The condition for such a future return is clear: the city—apparently still in its character as the capital of the Jewish people—must offer the same welcome to the Messiah that he will receive from his Galilean followers later in Luke’s account, when he enters the city a few days before Passover.
Yeshua’s crucifixion during Passover sets the stage for his resurrection on the third day. It also expresses Yeshua’s identification with Jerusalem, which will endure a similar fate at the hands of Rome a generation later—and will be resurrected when Messiah returns. Crucifixion bears the seed of resurrection to come. Tisha b’Av is a day of mournful remembrance, but also a day of hope.

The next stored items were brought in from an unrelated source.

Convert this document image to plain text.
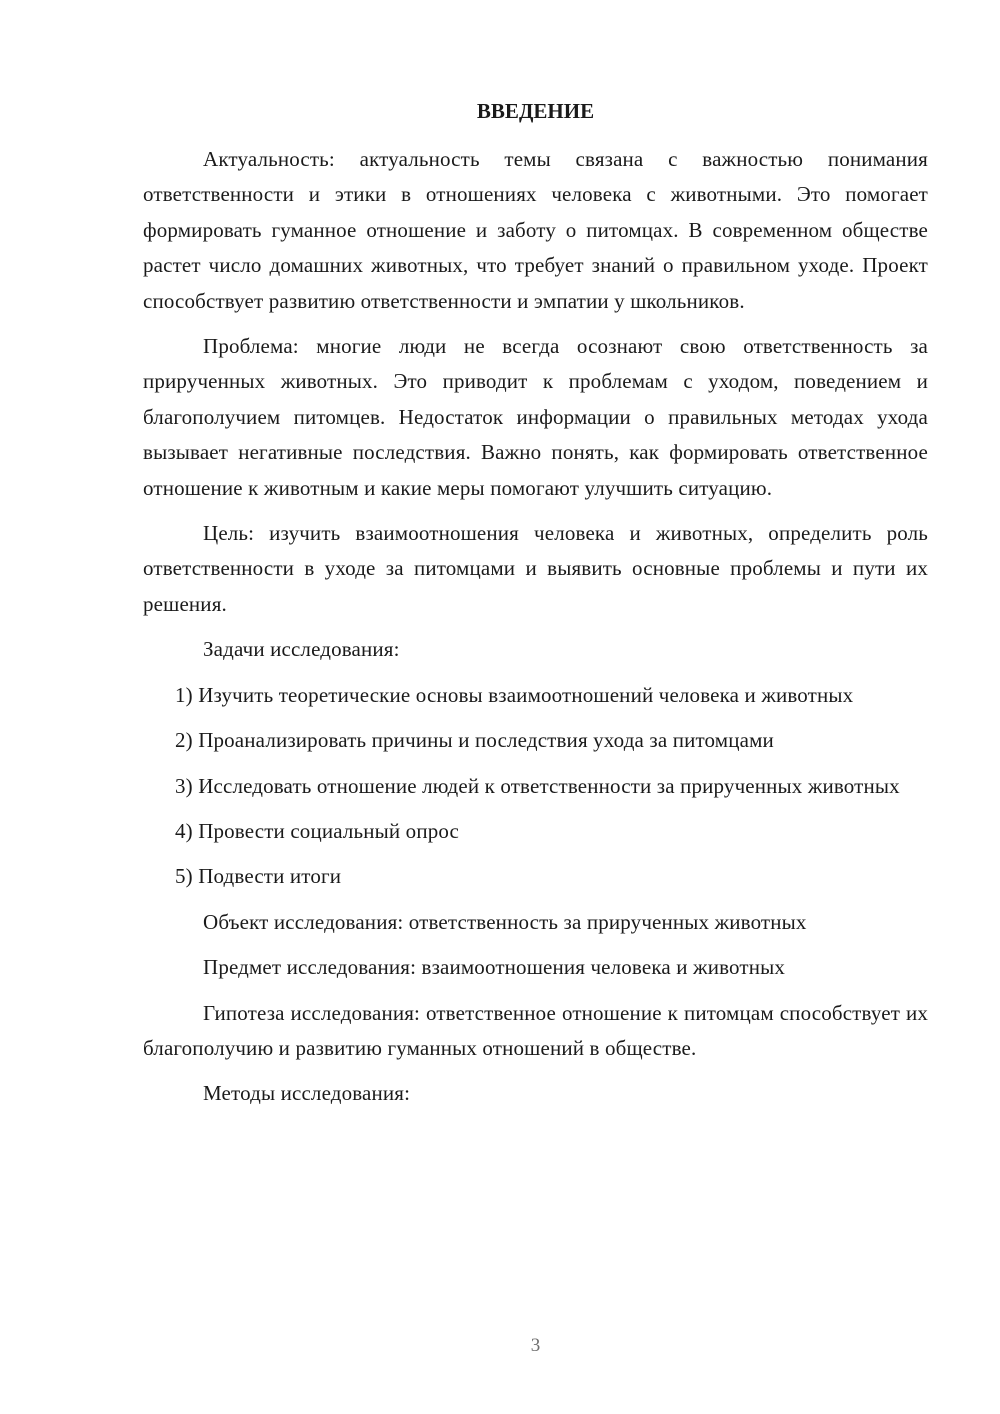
ВВЕДЕНИЕ

Актуальность: актуальность темы связана с важностью понимания ответственности и этики в отношениях человека с животными. Это помогает формировать гуманное отношение и заботу о питомцах. В современном обществе растет число домашних животных, что требует знаний о правильном уходе. Проект способствует развитию ответственности и эмпатии у школьников.

Проблема: многие люди не всегда осознают свою ответственность за прирученных животных. Это приводит к проблемам с уходом, поведением и благополучием питомцев. Недостаток информации о правильных методах ухода вызывает негативные последствия. Важно понять, как формировать ответственное отношение к животным и какие меры помогают улучшить ситуацию.

Цель: изучить взаимоотношения человека и животных, определить роль ответственности в уходе за питомцами и выявить основные проблемы и пути их решения.

Задачи исследования:

1) Изучить теоретические основы взаимоотношений человека и животных

2) Проанализировать причины и последствия ухода за питомцами

3) Исследовать отношение людей к ответственности за прирученных животных

4) Провести социальный опрос

5) Подвести итоги

Объект исследования: ответственность за прирученных животных

Предмет исследования: взаимоотношения человека и животных

Гипотеза исследования: ответственное отношение к питомцам способствует их благополучию и развитию гуманных отношений в обществе.

Методы исследования:

3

But let’s seek not only hope for the future but also guidance for life today in the words of Jeremiah and Messiah Yeshua, in the way they both speak of Jerusalem. Hashem chooses to address his people not in abstract or generic terms, but in intimate terms as Jerusalem his bride. Yeshua verbalizes God’s intimate longing to gather Jerusalem’s children under his wings. They both remind us to pay attention to the living, breathing, impassioned person near us, to not turn persons into objects, either of our admiration or, perhaps more commonly, of our disdain. God looks at a face and remembers a story even as he warns of judgment to come. We can do something similar amid our everyday encounters, as we treat others with kindness and dignity. Thus we can have hope not only for the future redemption, sure to come, but also for redemptive human interaction while we await it.
Portions of this drash are adapted from Besorah: The Resurrection of Jerusalem and the Healing of a Fractured Gospel, by Mark Kinzer and Russ Resnik. Eugene, OR: Cascade Books, 2021.
Scripture references are from the ESV.